Da der phobische Schwank-Schwindel aber nicht zum diagnostischen Repertoire der meisten Neurologen oder gar HNO-Ärzte gehört, ist der Zeitraum bis zur zutreffenden Diagnose lang, im Mittel etwa drei Jahre, wie die zuständigen Experten errechnet haben. Und er erfolgt natürlich erst nach vielen Arztbesuchen, überflüssigen apparativen Untersuchungen und der halt doch falschen Einordnung unter ein organisches Schwindel-Syndrom (beispielsweise als „zervikogener Schwindel“ oder als „vertebro-basiläre Durchblutungsstörung“ – mit entsprechend erfolglosen Behandlungsversuchen).

Therapeutisch geht es aber in solchen Fällen erst einmal um Aufklärung und eine verhaltenstherapeutische „De-Sensibilisierung“ in eigener Regie (deshalb auch „Eigen-Desensiblisierung“ genannt). Die Betroffenen müssen sich den Situationen stellen, dürfen nicht aus- und zurückweichen (siehe Rückzug und Isolation), was zuerst unter Anleitung eines Therapeuten und später selbständig möglich ist.

Notfalls kann die Aufklärung zu einer intensiveren Psycho-Edukation ausgebaut werden, also einer regelrechten „Patienten-Weiterbildung in eigener Sache“, die vor allem die seelisch bedingten Mechanismen dieses Leidens erläutert, einschließlich der zugrunde liegenden Persönlichkeitsstruktur (s. o.). Außerdem darf der Patientin die für seine Schwindel auslösenden Situationen nicht meiden, sondern muss sie sogar suchen. Nur so kann er die Überwindung regelrecht trainieren.
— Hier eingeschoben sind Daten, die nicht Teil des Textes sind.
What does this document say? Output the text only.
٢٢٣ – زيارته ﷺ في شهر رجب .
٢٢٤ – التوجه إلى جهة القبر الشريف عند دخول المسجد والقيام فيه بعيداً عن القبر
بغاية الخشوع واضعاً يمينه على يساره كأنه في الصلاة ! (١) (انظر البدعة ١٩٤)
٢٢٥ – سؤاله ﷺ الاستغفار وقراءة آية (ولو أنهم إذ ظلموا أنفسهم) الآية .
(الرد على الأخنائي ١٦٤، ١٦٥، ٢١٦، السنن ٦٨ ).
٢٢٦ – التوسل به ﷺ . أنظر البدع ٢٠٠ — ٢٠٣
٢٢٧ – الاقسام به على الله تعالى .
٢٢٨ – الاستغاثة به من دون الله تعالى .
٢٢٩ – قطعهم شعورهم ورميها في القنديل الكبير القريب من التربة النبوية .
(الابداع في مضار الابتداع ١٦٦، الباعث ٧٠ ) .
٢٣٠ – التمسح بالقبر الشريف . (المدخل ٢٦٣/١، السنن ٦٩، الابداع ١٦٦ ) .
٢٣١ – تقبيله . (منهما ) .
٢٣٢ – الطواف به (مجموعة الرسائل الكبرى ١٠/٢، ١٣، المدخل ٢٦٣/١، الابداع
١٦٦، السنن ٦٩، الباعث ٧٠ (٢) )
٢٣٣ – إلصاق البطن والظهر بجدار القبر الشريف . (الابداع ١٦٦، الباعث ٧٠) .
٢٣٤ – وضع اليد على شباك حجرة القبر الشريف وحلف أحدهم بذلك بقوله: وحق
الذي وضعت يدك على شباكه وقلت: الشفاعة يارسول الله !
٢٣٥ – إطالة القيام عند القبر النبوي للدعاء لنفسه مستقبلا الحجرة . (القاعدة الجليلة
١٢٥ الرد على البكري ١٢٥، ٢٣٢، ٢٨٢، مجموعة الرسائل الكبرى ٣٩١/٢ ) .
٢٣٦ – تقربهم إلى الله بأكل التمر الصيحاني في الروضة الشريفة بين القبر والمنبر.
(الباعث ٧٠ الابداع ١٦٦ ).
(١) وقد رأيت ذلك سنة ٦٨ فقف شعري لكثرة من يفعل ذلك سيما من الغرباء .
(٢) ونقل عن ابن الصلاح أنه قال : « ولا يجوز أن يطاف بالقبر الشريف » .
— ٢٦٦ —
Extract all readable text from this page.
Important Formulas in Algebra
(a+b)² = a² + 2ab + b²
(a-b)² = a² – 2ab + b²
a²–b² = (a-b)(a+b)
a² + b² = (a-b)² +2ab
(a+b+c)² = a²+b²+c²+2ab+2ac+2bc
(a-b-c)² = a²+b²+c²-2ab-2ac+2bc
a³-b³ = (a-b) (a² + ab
Schließlich trägt auch regelmäßige körperliche Aktivität zur Besserung bei, nicht zuletzt über die hirnorganische Schiene (Aktivierung von Botenstoffen?). Hilfreich ist in vielen Fällen auch eine medikamentöse Unterstützung mit so genannten Serotonin-Wiederaufnahmehemmern (SSRI), die den nicht ausreichend verfügbaren Botenstoff Serotonin wieder stärker verfügbar machen. Bei eindeutiger Agoraphobie und noch spektakulärer bei Panikattacken sind solche Medikamente sogar unverzichtbar und mitunter geradezu erstaunlich wirksam, versichern die psychiatrischen Experten.

  • Depressionen

Auch bei Depressionen, gleich welcher Untergruppe, spielen Schwindel-Zustände keine geringe Rolle. Früher unterteilte man in reaktive, neurotische und Erschöpfungs-Depressionen, in endogene und somatogene (körperlich begründbare) Depressionen, das ist inzwischen Geschichte. Man glaubt, es gebe hier zu viele Überschneidungen, um einzelne Depressions-Formen herausheben zu können.

Wie auch immer, die Klage über Schwindel findet sich vor allem bei den früheren neurotischen Depressionen (heute in der Gruppe der so genannten Dysthymien aufgehend) und bei dem, was man eine larvierte oder maskierte Depression nannte (bei der also das seelische Beschwerdebild hinter körperlichen Krankheitszeichen gleichsam versteckt, zumindest aber maskiert wird, vom lat.: larva = Maske).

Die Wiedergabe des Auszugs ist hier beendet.